A data structure that is commonly used to model such dependencies is called DAG. Wikipedia does a great job describing it, so I will just highlight some points here. First, and foremost, every tree is a DAG:

image

But in a tree, a node cannot depend on more than one parent (like single inheritance in C#). In a DAG, a node can very well have more than one parent:

image

This "diamond" shape is well known to C++ programmers - multiple inheritance is a great example of a DAG. Wikipedia makes a great point that a DAG "flows" in one direction (there can be no cycles).

Each node in a DAG has a list of dependencies ("parents") and a list of dependents ("children"):

 interface IDagNode
{
    IDagNodeList Dependencies { get; }
    IDagNodeList Dependents { get; }
}

You don't have to store Dependents as well and recalculate them every time, but storing dependents greatly simplifies many algorithms, and it also makes the data structure symmetric.

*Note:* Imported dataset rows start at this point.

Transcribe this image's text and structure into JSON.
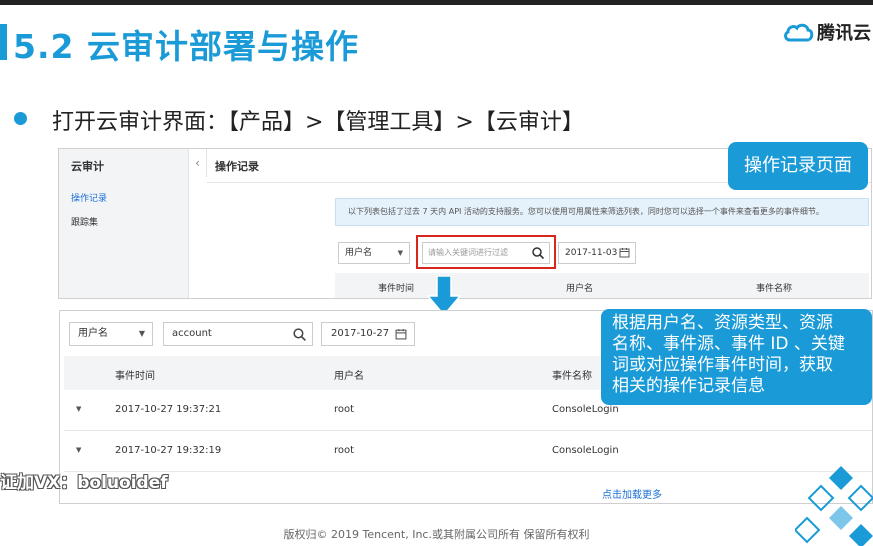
{
  "slide": {
    "title": "5.2 云审计部署与操作",
    "logo_text": "腾讯云",
    "bullet": "打开云审计界面：【产品】>【管理工具】>【云审计】",
    "footer": "版权归© 2019 Tencent, Inc.或其附属公司所有 保留所有权利",
    "watermark": "证加VX：boluoidef",
    "accent_color": "#1a9bd7"
  },
  "screenshot1": {
    "sidebar_title": "云审计",
    "sidebar_items": [
      "操作记录",
      "跟踪集"
    ],
    "collapse_icon": "chevron-left-icon",
    "collapse_glyph": "‹",
    "page_title": "操作记录",
    "info_text": "以下列表包括了过去 7 天内 API 活动的支持服务。您可以使用可用属性来筛选列表，同时您可以选择一个事件来查看更多的事件细节。",
    "filter_select": "用户名",
    "search_placeholder": "请输入关键词进行过滤",
    "date": "2017-11-03",
    "columns": [
      "事件时间",
      "用户名",
      "事件名称"
    ]
  },
  "screenshot2": {
    "filter_select": "用户名",
    "search_value": "account",
    "date": "2017-10-27",
    "columns": [
      "事件时间",
      "用户名",
      "事件名称"
    ],
    "rows": [
      {
        "time": "2017-10-27 19:37:21",
        "user": "root",
        "event": "ConsoleLogin"
      },
      {
        "time": "2017-10-27 19:32:19",
        "user": "root",
        "event": "ConsoleLogin"
      }
    ],
    "load_more": "点击加载更多"
  },
  "callouts": {
    "page_label": "操作记录页面",
    "description_lines": [
      "根据用户名、资源类型、资源",
      "名称、事件源、事件 ID 、关键",
      "词或对应操作事件时间，获取",
      "相关的操作记录信息"
    ]
  }
}
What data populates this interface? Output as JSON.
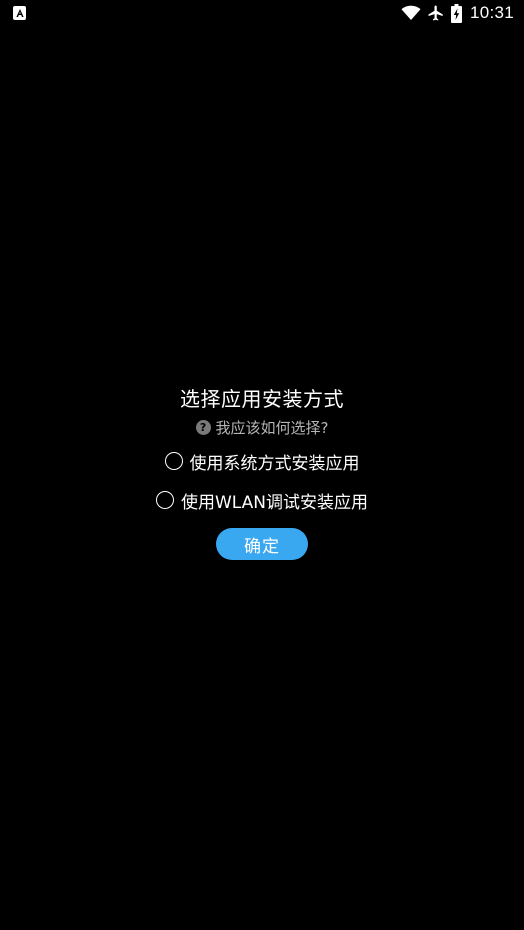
{
  "status_bar": {
    "notification_icon": "a-icon",
    "icons": [
      "wifi-icon",
      "airplane-mode-icon",
      "battery-charging-icon"
    ],
    "time": "10:31"
  },
  "dialog": {
    "title": "选择应用安装方式",
    "help_icon": "question-circle-icon",
    "help_text": "我应该如何选择?",
    "options": [
      {
        "label": "使用系统方式安装应用",
        "selected": false
      },
      {
        "label": "使用WLAN调试安装应用",
        "selected": false
      }
    ],
    "confirm_label": "确定"
  },
  "colors": {
    "background": "#000000",
    "accent": "#3aa8f0",
    "text_primary": "#ffffff",
    "text_secondary": "#b5b5b5"
  }
}
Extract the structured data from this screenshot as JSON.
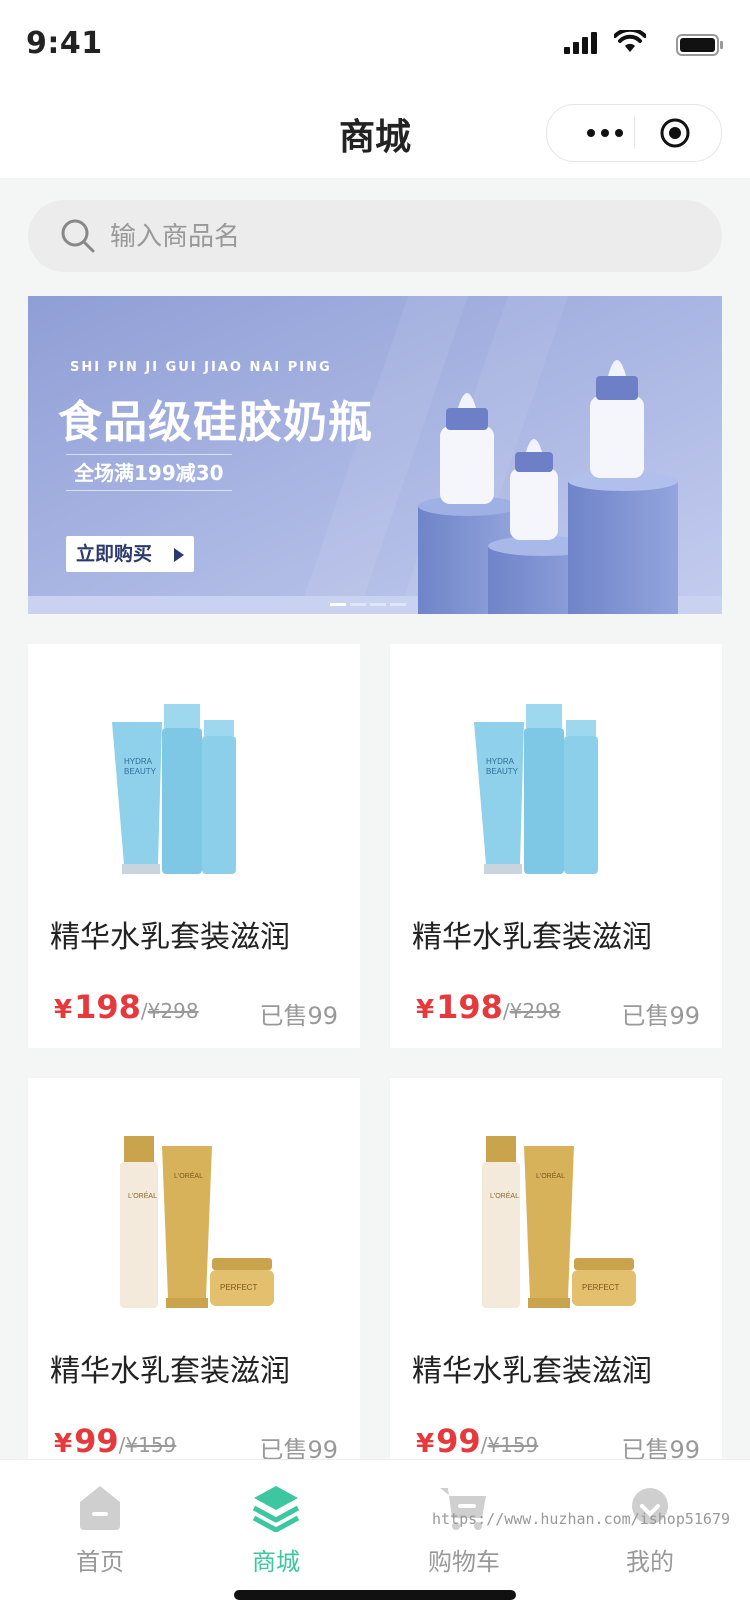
{
  "status_bar": {
    "time": "9:41"
  },
  "nav": {
    "title": "商城"
  },
  "search": {
    "placeholder": "输入商品名",
    "value": ""
  },
  "banner": {
    "subtitle_en": "SHI PIN JI GUI JIAO NAI PING",
    "title": "食品级硅胶奶瓶",
    "promo": "全场满199减30",
    "button": "立即购买",
    "slide_count": 4,
    "active_slide": 1,
    "colors": {
      "background": "#a9b6e0",
      "button_text": "#2b3a6a"
    }
  },
  "products": [
    {
      "name": "精华水乳套装滋润",
      "currency": "¥",
      "price": "198",
      "original_price": "¥298",
      "sold": "已售99",
      "image": "blue-skincare-set"
    },
    {
      "name": "精华水乳套装滋润",
      "currency": "¥",
      "price": "198",
      "original_price": "¥298",
      "sold": "已售99",
      "image": "blue-skincare-set"
    },
    {
      "name": "精华水乳套装滋润",
      "currency": "¥",
      "price": "99",
      "original_price": "¥159",
      "sold": "已售99",
      "image": "gold-skincare-set"
    },
    {
      "name": "精华水乳套装滋润",
      "currency": "¥",
      "price": "99",
      "original_price": "¥159",
      "sold": "已售99",
      "image": "gold-skincare-set"
    }
  ],
  "tabbar": {
    "items": [
      {
        "label": "首页",
        "icon": "home-icon",
        "active": false
      },
      {
        "label": "商城",
        "icon": "layers-icon",
        "active": true
      },
      {
        "label": "购物车",
        "icon": "cart-icon",
        "active": false
      },
      {
        "label": "我的",
        "icon": "profile-icon",
        "active": false
      }
    ],
    "watermark": "https://www.huzhan.com/ishop51679"
  },
  "colors": {
    "accent": "#3cc7a0",
    "price": "#e6393c",
    "muted": "#999999",
    "page_bg": "#f4f6f6"
  }
}
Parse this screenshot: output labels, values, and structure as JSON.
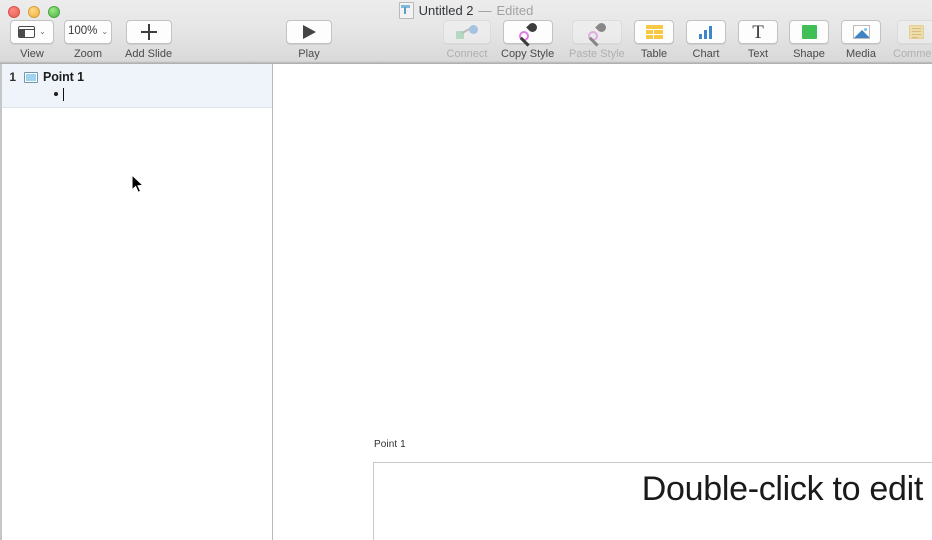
{
  "window": {
    "title": "Untitled 2",
    "separator": "—",
    "status": "Edited",
    "doc_icon": "keynote-document-icon",
    "traffic_lights": [
      {
        "name": "close",
        "color": "#ed6a5e"
      },
      {
        "name": "minimize",
        "color": "#f5bd4f"
      },
      {
        "name": "zoom",
        "color": "#61c555"
      }
    ]
  },
  "toolbar": {
    "items": [
      {
        "label": "View",
        "icon": "view-layout-icon",
        "has_chevron": true,
        "enabled": true
      },
      {
        "label": "Zoom",
        "icon": "zoom-value",
        "value": "100%",
        "has_chevron": true,
        "enabled": true
      },
      {
        "label": "Add Slide",
        "icon": "plus-icon",
        "has_chevron": false,
        "enabled": true
      },
      {
        "label": "Play",
        "icon": "play-icon",
        "has_chevron": false,
        "enabled": true
      },
      {
        "label": "Connect",
        "icon": "connect-icon",
        "has_chevron": false,
        "enabled": false
      },
      {
        "label": "Copy Style",
        "icon": "eyedropper-icon",
        "has_chevron": false,
        "enabled": true
      },
      {
        "label": "Paste Style",
        "icon": "eyedropper-icon",
        "has_chevron": false,
        "enabled": false
      },
      {
        "label": "Table",
        "icon": "table-icon",
        "has_chevron": false,
        "enabled": true
      },
      {
        "label": "Chart",
        "icon": "chart-icon",
        "has_chevron": false,
        "enabled": true
      },
      {
        "label": "Text",
        "icon": "text-icon",
        "has_chevron": false,
        "enabled": true
      },
      {
        "label": "Shape",
        "icon": "shape-icon",
        "has_chevron": false,
        "enabled": true
      },
      {
        "label": "Media",
        "icon": "media-icon",
        "has_chevron": false,
        "enabled": true
      },
      {
        "label": "Comment",
        "icon": "comment-icon",
        "has_chevron": false,
        "enabled": false
      }
    ],
    "text_icon_glyph": "T",
    "chevron_glyph": "⌄"
  },
  "outline": {
    "slide_number": "1",
    "slide_title": "Point 1",
    "bullet_text": "",
    "thumb_icon": "slide-thumbnail-icon"
  },
  "canvas": {
    "slide_label": "Point 1",
    "body_placeholder": "Double-click to edit"
  },
  "colors": {
    "selection": "#eff4fa",
    "toolbar_bg": "#e6e6e6",
    "accent_blue": "#3e86c9",
    "shape_green": "#3fbf55",
    "table_yellow": "#f6c845"
  }
}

With a tree, you clearly know where's the top (root) and the bottom (leaves). A DAG, on the other hand, is symmetric - it can have many "roots" and many "leaves". Our diamond, for example, has one root (above) and one leaf (below) - but if you draw the arrows in the opposite direction, a root becomes a leaf, and a leaf becomes a root. Officially, a "root" is called a source, and a "leaf" is called a sink.

Let's try to give some definitions:

  • Node A directly depends on node B if A.Dependencies.Contains(B).
  • Node A depends on node B if A directly depends on B or A directly depends on some C, which in turn depends on B (recursive definition).
  • A node is a source if it doesn't depend on any other node.
  • A node is a sink if no other node depends on it.

Note that a non-empty DAG always has at least one source and at least one sink. Finding sources and sinks is easy - iterate over all nodes and select those that have their Dependencies/Dependents collection empty.

Algorithm: Topological Sort

So what's the use of a data structure if we don't have a useful algorithm that comes with it? Well, it turns out, we do. Every DAG can be linearized (serialized) into a sequence, where a node only depends on nodes that come before it. This special sequence is called topological sort of the DAG.

Thus, to figure out the build order in which we want our Visual Studio projects to be built, we just take all of our projects and sort them topologically with regard to their references.

The algorithm is actually pretty simple:

  1. Before visiting a note, check if we have already visited it (e.g. using a hashtable or marking the node) - don't visit it the second time.
  2. For every node that we visit, first visit all the dependencies recursively.
  3. After visiting the children, append the node being visited to the end of the results list.

After visiting all the nodes, the results list will contain all the nodes sorted topologically.

In my plane geometry application I use topological sorting to recalculate the coordinates of figures in the correct order - if I recalculate a line before a point is moved, the line will use the points old coordinates and will appear off-base. If you're interested, here's the source code.

The problem with my implementation is that the algorithm is too tied to the nature of the objects being sorted (figures). In the future, I'll look into making this algorithm generic and reusable in other projects.

Finally, I'll be interested in any examples of DAGs that you come across. I'm collecting such examples, so I'll be grateful if you tell me about your experiences with DAGs and topological sorting and where you encountered this remarkable data structure.